Pagina's

Tuesday, 7 May 2013

Winnipeg, Mei 2013. We pakken de draad van het bloggen weer op.

Mei 2013. Winnipeg, Manitoba.

Daar woon ik dan, op Oak Street, een lommerijke laan in het Meppel van Canada. Een dochter van vier en een half ('I'm four and a half!') en een van anderhalf ('Nooeh. No!'). Een vrijstaand huis, oud, blauw en sfeervol, met een zee van een tuin er omheen. En een man met een baan waar je U tegen zegt.

Ik beschouw mezelf een rijk mens. Maar het is nog wennen, want hoe stralend de zon hier ook schijnt, het is geen Toronto en al helemaal geen Rotterdam waar ik woon. We worden er vertrouwd mee en zeggen elkaar het een jaar te geven. Daarna slijt je een pad uit in je hoofd omdat je alles voor de tweede keer doet. De seizoenen worden vertrouwd, de mensen, je vaste bezigheden en de wegen in de stad. Alles is nieuw nu, en de meeste dagen beleven we dat als een groot avontuur, maar soms ineens raakt het ontwordeld zijn me. Noor en Lotte niet. Die zitten hier gebakken. Noor vraagt hooguit of het 'back in Toronto' mag zijn, maar Canada is helemaal haar ding, en dat geldt voor Lotte nog meer. Ze voelen zich verdwaald als we Nederland bezoeken; een raar contrast tussen thuis voelen bij familie en de gewoonten en de taal niet kunnen aanvoelen zoals wij dat doen. Toen we Dan en Laura ontmoetten in Vancouver, vorige maand, was Noor zo in haar sas. Ze voelde zich als bij familie - en ze waren nog Canadees ook! Ze kon haar geluk niet op.

We hebben er een lange winter op zitten. 4 oktober viel de eerste sneeuw, en 21 april de laatste. Op mijn verjaardag liepen we door een sneeuwstorm naar de winkel om gebakjes te halen. Tikje deprimerend, al was het gelukkig maar -5. Met -45 piep je wel anders; daar laat ik mijn taartje graag voor staan.

Vorige week is het warme weer begonnen. Van -5, naar 15 en nu 20, 25 graden. We leven buiten, het is zalig.

Noor gaat vijf dagen per week naar school, een kindergarten-readiness program (groep 1). Ze geniet van de vriendschappen en alles wat ze leert. Vanaf September start ze op Balmoral Hall, een meisjesschool met groen uniform en een supergoed programma. Lotte zit op dezelfde daycare als Noor, en haar brengen we drie dagen per week. Ze geniet van het spelen met andere kinderen, de dagstructuur, de relatie met andere volwassenen. Ze brabbelt Engels en Nederlands door elkaar en heeft een zacht karakter met enkele zeer, zeer pittige aspecten (Geert heeft een baan waar je U tegen zegt, Lotte driftbuien). Ze heeft nog wat trekken van haar vader. Zo doet ze haar mond open als ik een hap neem van mijn eten. Gewoon, uit medeleven. En begint Noor standaard te huilen als Papa tegen haar uitvaart, Lotte lacht hem vierkant uit. Of toe, zoals Geert zichzelf graag vertelt.
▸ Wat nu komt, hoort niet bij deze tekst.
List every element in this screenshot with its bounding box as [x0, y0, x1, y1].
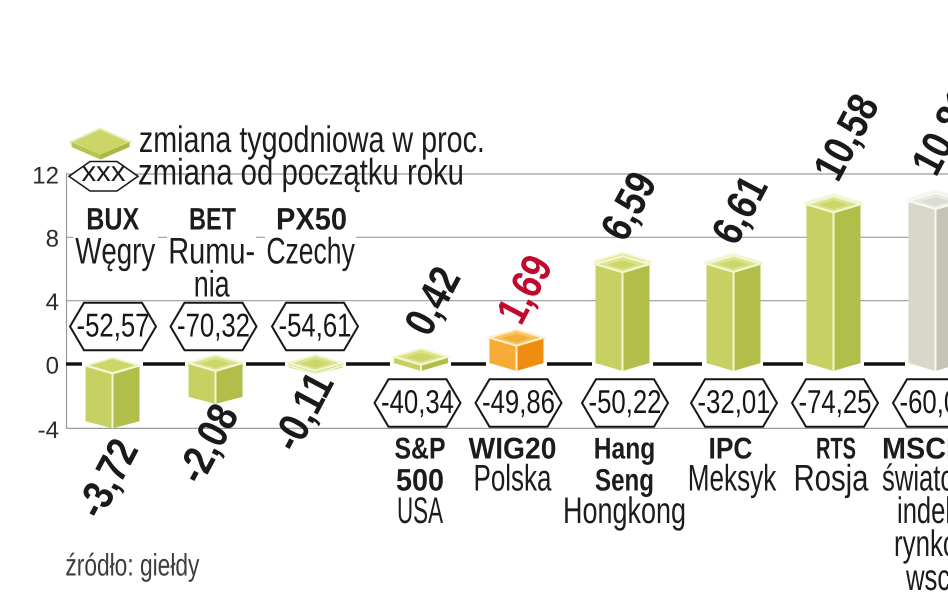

Geert werkt als Clinical Scientist en Medical Lead bij MICH, the Manitoba Institute for Child Health, en hij is kinderarts in het team van the Children's Hospital. Vijf, zes dagen per week, het is nooit een straf om aan het werk te gaan.

De dagen dat Lotte in daycare is, werk ik ook. Een vrijwilligersklus op kwaliteitsbeleid bij de Universiteit van Manitoba is overgegaan in een betaalde opdracht die de hele zomer in beslag zal nemen. Fijn om met mijn hoofd bezig te zijn. Ben er zelfs weer van aan het bloggen geslagen! Al vrees ik wel dat ik binnen afzienbare tijd overga op de Engelse taal. Mijn Nederlandse schrijfvaardigheid roest langzaam weg - nog even en ik ben niet erg vermakelijk meer.